The fifty or so guests lined up to congratulate us, smiling with eyes full of concern. The record standing against us was bleak. I think I read somewhere that since that day, over 99% of couples in our circumstances end up divorced. We were swimming against the flow, and we knew it, but we did not understand what the choice we made that day would do to our lives.
I was eighteen (barely), and my bride was sixteen. She was five months along in a pregnancy that we had not planned. When we decided to face the truth of what we had been doing and tell our parents, the reaction was less than stellar, as expected. We were children playing adult games, thinking that there would not be consequences, just like kids do.

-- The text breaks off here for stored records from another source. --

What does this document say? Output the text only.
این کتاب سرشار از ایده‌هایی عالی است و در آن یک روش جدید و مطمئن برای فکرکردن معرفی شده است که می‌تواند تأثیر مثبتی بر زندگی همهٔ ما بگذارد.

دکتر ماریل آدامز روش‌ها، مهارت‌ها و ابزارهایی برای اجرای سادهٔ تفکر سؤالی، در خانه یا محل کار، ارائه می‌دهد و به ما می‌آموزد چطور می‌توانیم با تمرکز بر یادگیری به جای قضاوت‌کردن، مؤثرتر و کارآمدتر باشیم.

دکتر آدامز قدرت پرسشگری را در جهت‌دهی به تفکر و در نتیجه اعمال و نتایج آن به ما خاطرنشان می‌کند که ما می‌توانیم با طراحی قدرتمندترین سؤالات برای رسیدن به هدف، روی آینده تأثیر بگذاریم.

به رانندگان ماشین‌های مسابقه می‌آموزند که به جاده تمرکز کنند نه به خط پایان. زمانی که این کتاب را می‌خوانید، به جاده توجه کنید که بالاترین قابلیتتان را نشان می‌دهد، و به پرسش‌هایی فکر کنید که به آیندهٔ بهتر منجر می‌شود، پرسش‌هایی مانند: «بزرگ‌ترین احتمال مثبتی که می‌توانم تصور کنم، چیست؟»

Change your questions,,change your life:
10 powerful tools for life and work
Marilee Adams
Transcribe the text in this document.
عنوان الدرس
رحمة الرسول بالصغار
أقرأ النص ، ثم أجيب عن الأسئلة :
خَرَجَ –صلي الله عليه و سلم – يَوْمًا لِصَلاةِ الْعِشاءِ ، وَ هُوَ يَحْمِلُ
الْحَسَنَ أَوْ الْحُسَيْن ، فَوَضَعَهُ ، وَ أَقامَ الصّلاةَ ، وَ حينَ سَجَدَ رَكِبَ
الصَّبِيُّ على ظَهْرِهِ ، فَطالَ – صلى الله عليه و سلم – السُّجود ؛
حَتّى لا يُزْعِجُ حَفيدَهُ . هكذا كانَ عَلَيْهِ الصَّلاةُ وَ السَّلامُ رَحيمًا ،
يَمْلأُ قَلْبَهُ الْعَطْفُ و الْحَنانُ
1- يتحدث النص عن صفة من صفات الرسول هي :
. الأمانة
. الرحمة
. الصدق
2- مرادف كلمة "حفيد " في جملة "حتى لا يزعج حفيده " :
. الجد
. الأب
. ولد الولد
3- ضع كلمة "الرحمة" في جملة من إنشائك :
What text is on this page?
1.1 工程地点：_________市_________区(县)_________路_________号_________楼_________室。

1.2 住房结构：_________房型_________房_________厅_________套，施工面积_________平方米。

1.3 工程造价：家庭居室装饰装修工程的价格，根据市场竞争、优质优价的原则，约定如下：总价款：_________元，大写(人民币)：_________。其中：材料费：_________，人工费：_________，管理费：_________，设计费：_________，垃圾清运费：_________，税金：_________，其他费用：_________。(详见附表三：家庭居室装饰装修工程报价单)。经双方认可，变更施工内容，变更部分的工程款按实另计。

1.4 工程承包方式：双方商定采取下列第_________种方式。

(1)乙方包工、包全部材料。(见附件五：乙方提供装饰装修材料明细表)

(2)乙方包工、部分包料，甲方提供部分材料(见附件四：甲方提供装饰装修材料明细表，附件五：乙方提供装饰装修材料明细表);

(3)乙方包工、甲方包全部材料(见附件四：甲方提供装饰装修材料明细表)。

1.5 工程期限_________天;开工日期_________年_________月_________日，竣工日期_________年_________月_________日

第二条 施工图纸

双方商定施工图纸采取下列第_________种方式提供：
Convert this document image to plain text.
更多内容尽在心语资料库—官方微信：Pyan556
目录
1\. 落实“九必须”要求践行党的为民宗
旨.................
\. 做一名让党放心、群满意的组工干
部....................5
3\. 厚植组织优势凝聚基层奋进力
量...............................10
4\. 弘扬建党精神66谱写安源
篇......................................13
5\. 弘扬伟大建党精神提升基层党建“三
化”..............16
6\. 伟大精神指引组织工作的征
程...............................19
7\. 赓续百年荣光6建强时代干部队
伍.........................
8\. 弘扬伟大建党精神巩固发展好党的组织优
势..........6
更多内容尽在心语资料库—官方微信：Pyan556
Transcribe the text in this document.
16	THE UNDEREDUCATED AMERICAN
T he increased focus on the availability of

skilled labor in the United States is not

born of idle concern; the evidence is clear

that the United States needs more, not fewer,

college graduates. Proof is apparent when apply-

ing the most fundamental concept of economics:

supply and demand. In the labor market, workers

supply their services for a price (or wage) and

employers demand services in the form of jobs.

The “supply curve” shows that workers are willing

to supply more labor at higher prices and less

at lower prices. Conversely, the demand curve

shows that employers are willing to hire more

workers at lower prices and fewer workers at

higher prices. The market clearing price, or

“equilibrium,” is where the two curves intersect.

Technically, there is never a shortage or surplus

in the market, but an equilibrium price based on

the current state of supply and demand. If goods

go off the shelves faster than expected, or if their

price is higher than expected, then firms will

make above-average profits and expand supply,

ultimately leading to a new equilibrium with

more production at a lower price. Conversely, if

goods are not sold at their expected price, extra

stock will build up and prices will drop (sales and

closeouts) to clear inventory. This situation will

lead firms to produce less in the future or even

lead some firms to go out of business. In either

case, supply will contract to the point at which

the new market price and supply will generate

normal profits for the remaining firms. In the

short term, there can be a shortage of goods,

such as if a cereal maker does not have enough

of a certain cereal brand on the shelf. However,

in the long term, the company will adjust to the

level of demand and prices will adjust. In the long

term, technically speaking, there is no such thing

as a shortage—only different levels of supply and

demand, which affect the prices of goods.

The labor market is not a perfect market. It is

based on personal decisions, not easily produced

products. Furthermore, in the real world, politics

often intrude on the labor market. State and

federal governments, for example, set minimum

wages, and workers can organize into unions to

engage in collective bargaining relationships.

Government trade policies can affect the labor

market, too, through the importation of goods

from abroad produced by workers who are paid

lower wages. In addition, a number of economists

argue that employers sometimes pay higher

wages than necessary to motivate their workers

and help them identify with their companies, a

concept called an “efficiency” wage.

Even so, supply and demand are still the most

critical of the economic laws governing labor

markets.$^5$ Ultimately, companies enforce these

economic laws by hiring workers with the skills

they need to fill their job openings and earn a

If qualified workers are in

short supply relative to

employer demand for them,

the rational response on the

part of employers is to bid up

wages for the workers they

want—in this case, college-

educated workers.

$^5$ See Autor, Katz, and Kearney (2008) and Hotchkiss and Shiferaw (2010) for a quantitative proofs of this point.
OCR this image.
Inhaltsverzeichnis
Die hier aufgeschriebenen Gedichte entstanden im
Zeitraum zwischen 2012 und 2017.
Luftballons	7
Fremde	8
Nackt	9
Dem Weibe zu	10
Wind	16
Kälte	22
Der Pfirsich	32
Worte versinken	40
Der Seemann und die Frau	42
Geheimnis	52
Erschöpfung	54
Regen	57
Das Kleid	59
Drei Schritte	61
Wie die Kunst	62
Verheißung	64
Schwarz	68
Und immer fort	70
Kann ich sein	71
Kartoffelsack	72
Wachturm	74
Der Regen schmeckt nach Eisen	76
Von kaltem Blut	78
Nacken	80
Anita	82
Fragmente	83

March 7th changed my life. It was a Saturday, and we stayed the night at a Hilton. We returned on Sunday and opened our wedding gifts, then moved into my bedroom under my parents' roof. On Monday, we went back to school (we attended different high schools). The only thing noticeably different was the simple bands on our fingers and a peculiar smile on our faces.
To say that this day changed my life would be the biggest understatement of my life. I was a child married to a child. What a crazy ride it was!
Three kids in the first six years, while I was trying to figure out who I was. Connie knew exactly who she was because she was born to be a mother and excelled in the role. She grew up fast as I muddled through what it meant to be a husband, let alone a man.
It only took us about forty years to figure “us” out, which was about a dozen years after our nest cleared out. Each stage of life presents unique challenges. Married life was the most difficult thing and the most rewarding thing at the same time.
Now that she has passed away nearly 16 months ago, I choose to remember what a blessing I had been given, even in a struggle. Forty-five years ago, March 7th was a good day; now it is a good but sad day.